Silicium is een metalloïde element met atoomnummer 14 en elementensymbool Si. In pure vorm is het een broze, harde vaste stof met een blauwgrijze metallic glans. Het is het best bekend om zijn belang als halfgeleider.
Atoomnummer: 14
Symbool: Si
Atoomgewicht: 28,0855
Ontdekking: Jons Jacob Berzelius 1824 (Zweden)

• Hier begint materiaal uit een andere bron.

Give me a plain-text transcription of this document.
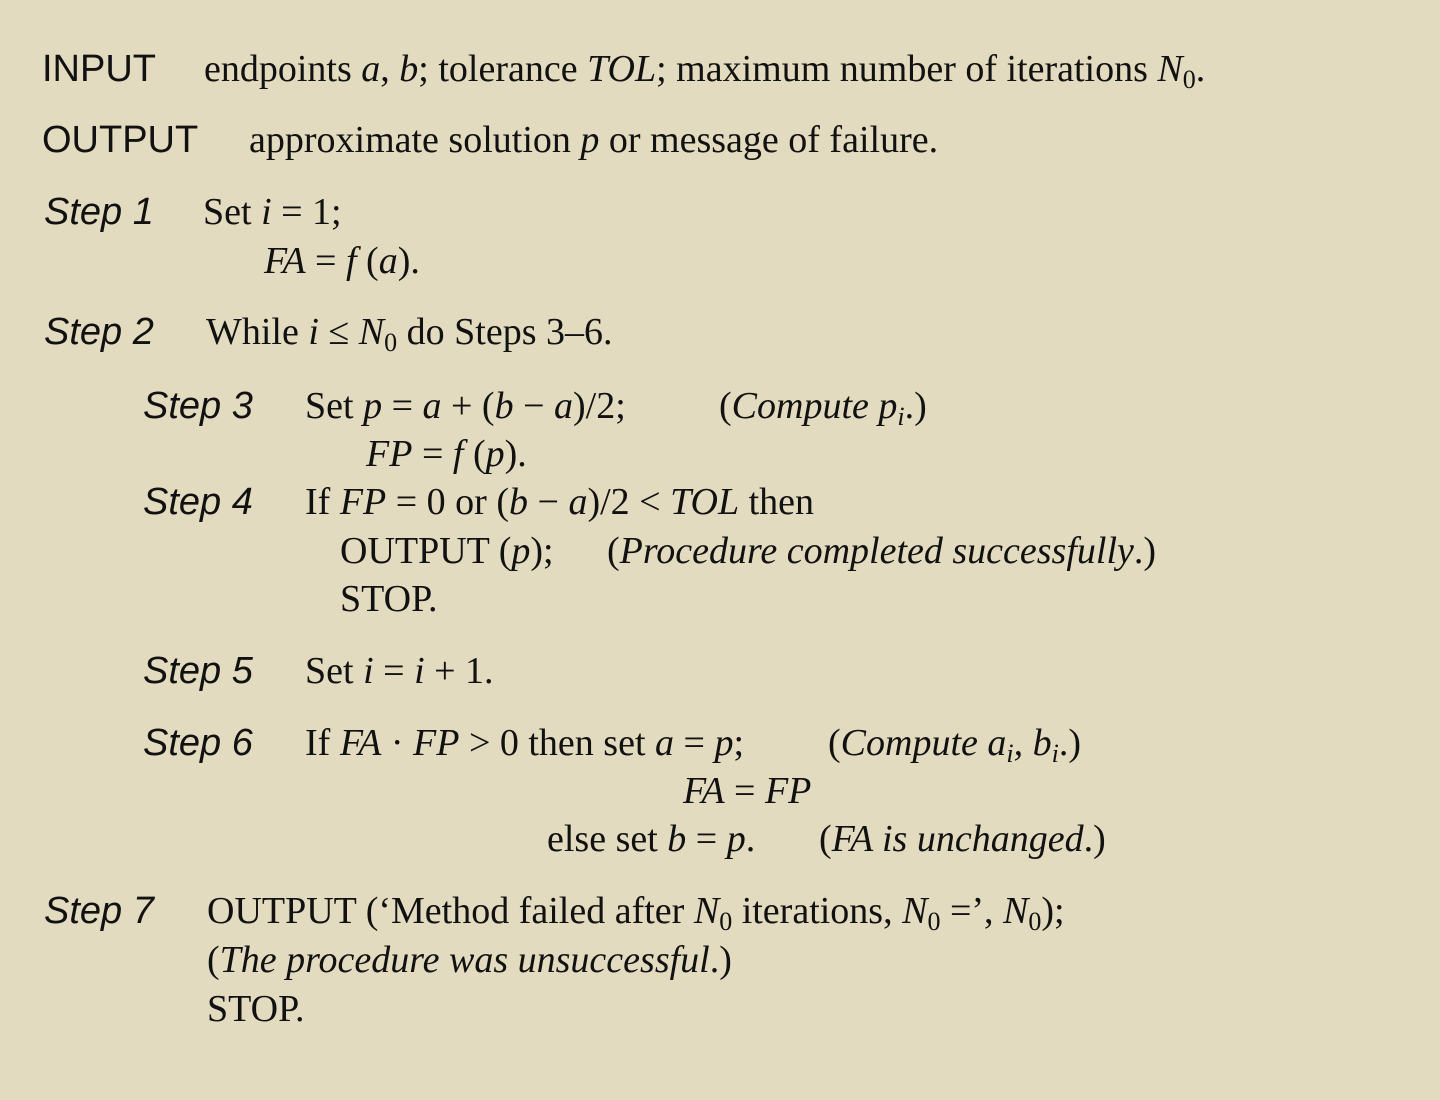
INPUT endpoints a, b; tolerance TOL; maximum number of iterations $N_0$.
OUTPUT approximate solution p or message of failure.
Step 1 Set i = 1;
FA = f (a).
Step 2 While $i \le N_0$ do Steps 3–6.
Step 3 Set p = a + (b − a)/2; (Compute $p_i$.)
FP = f (p).
Step 4 If FP = 0 or (b − a)/2 < TOL then
OUTPUT (p); (Procedure completed successfully.)
STOP.
Step 5 Set i = i + 1.
Step 6 If FA · FP > 0 then set a = p; (Compute $a_i$, $b_i$.)
FA = FP
else set b = p. (FA is unchanged.)
Step 7 OUTPUT (‘Method failed after $N_0$ iterations, $N_0$ =’, $N_0$);
(The procedure was unsuccessful.)
STOP.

Elektronen configuratie: [Ne] 3s23p2
Woord oorsprong: Latijn: silicis, silex: vuursteen
Eigendommen: Het smeltpunt van silicium is 1410 ° C, het kookpunt is 2355 ° C, het soortelijk gewicht is 2,33 (25 ° C), met een valentie van 4. Kristallijn silicium heeft een metaalachtige grijsachtige kleur. Silicium is relatief inert, maar het wordt aangetast door verdunde alkali en halogenen. Silicium zendt meer dan 95% van alle infrarood golflengtes (1,3 - 6,7 mm).

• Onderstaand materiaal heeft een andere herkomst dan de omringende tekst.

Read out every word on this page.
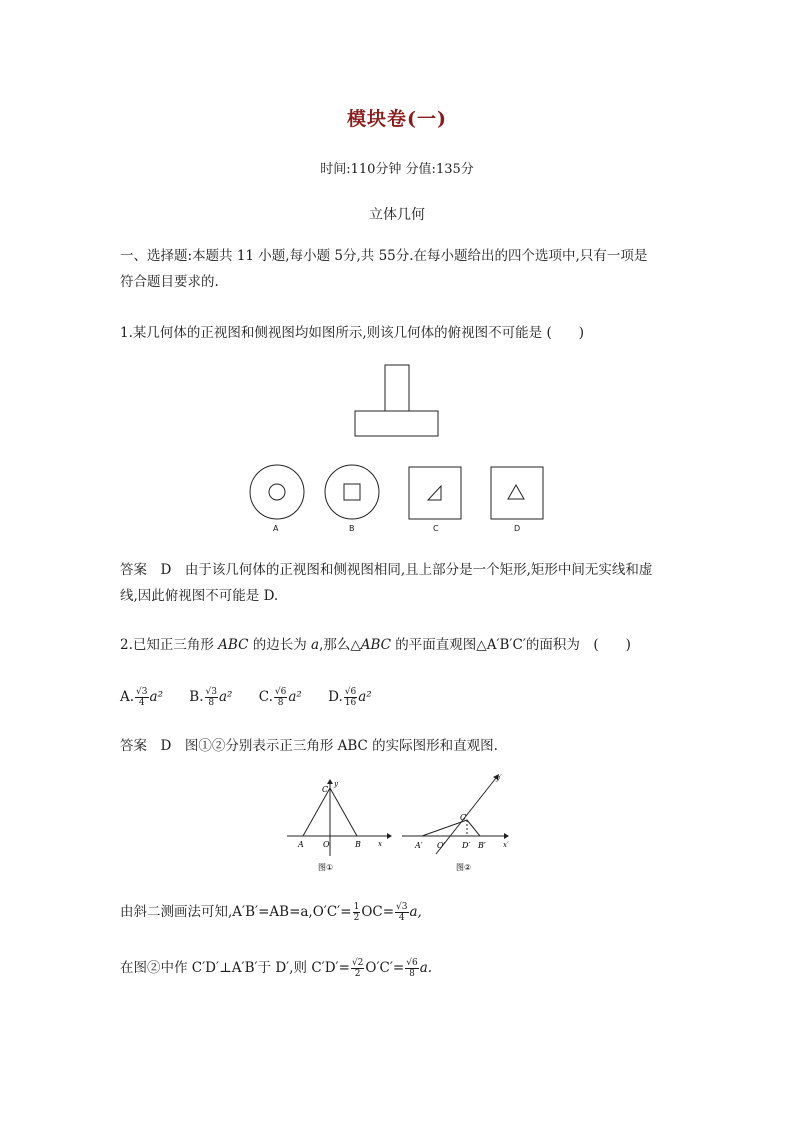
模块卷(一)
时间:110分钟 分值:135分
立体几何
一、选择题:本题共 11 小题,每小题 5分,共 55分.在每小题给出的四个选项中,只有一项是
符合题目要求的.
1.某几何体的正视图和侧视图均如图所示,则该几何体的俯视图不可能是 (　　)
A	B	C	D
答案　D　由于该几何体的正视图和侧视图相同,且上部分是一个矩形,矩形中间无实线和虚
线,因此俯视图不可能是 D.
2.已知正三角形 ABC 的边长为 a,那么△ABC 的平面直观图△A′B′C′的面积为　(　　)
A. $\frac{√3}{4} a^2$ B. $\frac{√3}{8} a^2$ C. $\frac{√6}{8} a^2$ D. $\frac{√6}{16} a^2$
答案　D　图①②分别表示正三角形 ABC 的实际图形和直观图.
C
y
A O	B x
图①
C′
y′
A′ O′ D′ B′ x′
图②
由斜二测画法可知$,A'B'=AB=a,O'C'= \frac{1}{2} OC= \frac{√3}{4} a$,
在图②中作 C′D′⊥A′B′于 D′,则 $C'D'= \frac{√2}{2} O'C'= \frac{√6}{8} a$.
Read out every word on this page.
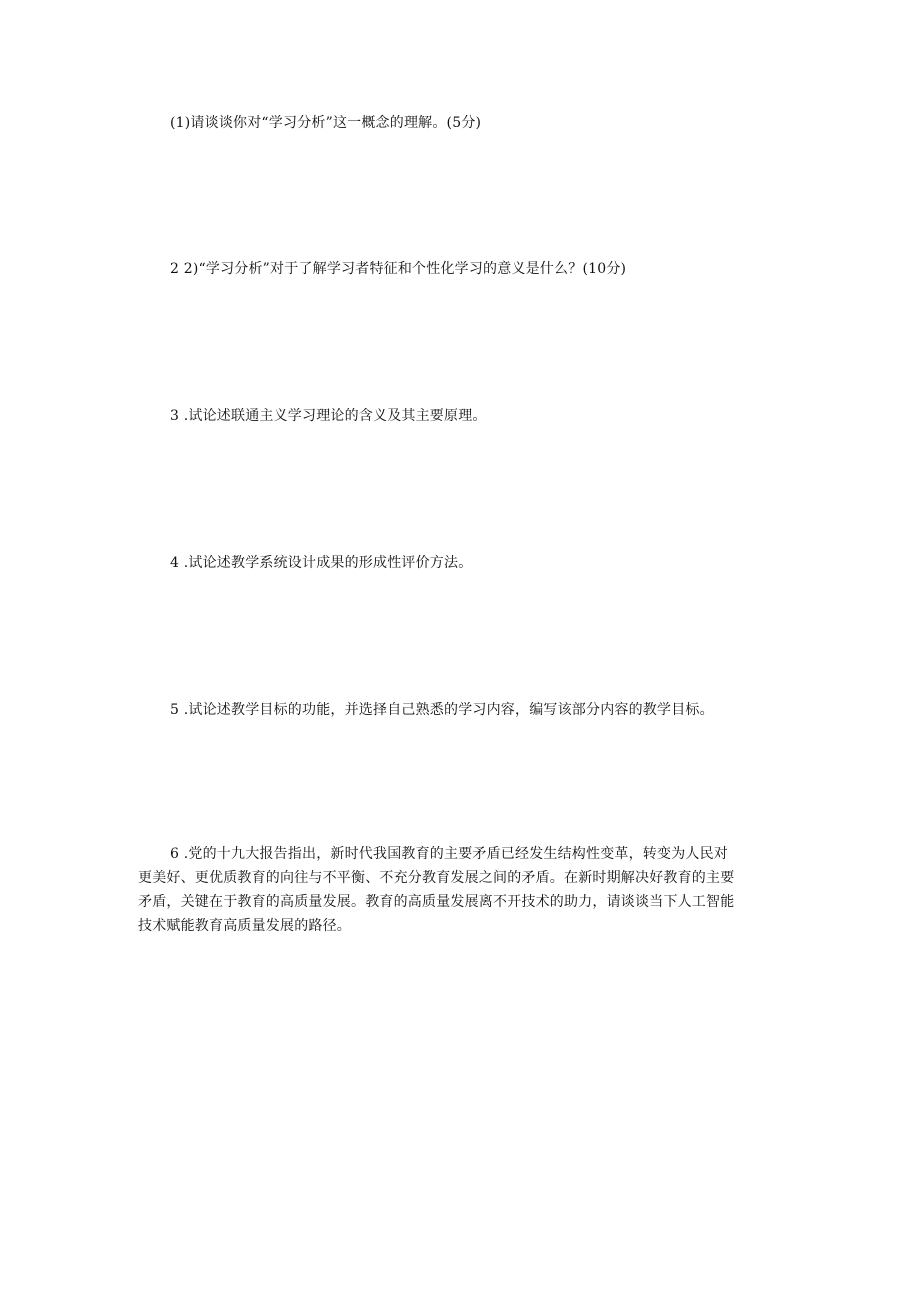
(1)请谈谈你对“学习分析”这一概念的理解。(5分)
2 2)“学习分析”对于了解学习者特征和个性化学习的意义是什么？(10分)
3 .试论述联通主义学习理论的含义及其主要原理。
4 .试论述教学系统设计成果的形成性评价方法。
5 .试论述教学目标的功能，并选择自己熟悉的学习内容，编写该部分内容的教学目标。
6 .党的十九大报告指出，新时代我国教育的主要矛盾已经发生结构性变革，转变为人民对
更美好、更优质教育的向往与不平衡、不充分教育发展之间的矛盾。在新时期解决好教育的主要
矛盾，关键在于教育的高质量发展。教育的高质量发展离不开技术的助力，请谈谈当下人工智能
技术赋能教育高质量发展的路径。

Toepassingen: Silicium is een van de meest gebruikte elementen. Silicium is belangrijk voor het leven van planten en dieren. Diatomeen halen siliciumdioxide uit water om hun celwanden te bouwen. Silicium wordt aangetroffen in plantenas en in het menselijk skelet. Silicium is een belangrijk ingrediënt in staal. Siliciumcarbide is een belangrijk schuurmiddel en wordt in lasers gebruikt om coherent licht te produceren bij 456,0 nm. Silicium gedoteerd met gallium, arseen, boor, etc. wordt gebruikt om transistors, zonnecellen, gelijkrichters en andere belangrijke elektronische apparaten in vaste toestand te produceren. Siliconen is een klasse nuttige verbindingen gemaakt van siliconen. Siliconen variëren van vloeistoffen tot harde vaste stoffen en hebben veel nuttige eigenschappen, waaronder gebruik als kleefstoffen, afdichtingsmiddelen en isolatoren. Zand en klei worden gebruikt om bouwmaterialen van te maken. Silicium wordt gebruikt om glas te maken, dat veel nuttige mechanische, elektrische, optische en thermische eigenschappen heeft.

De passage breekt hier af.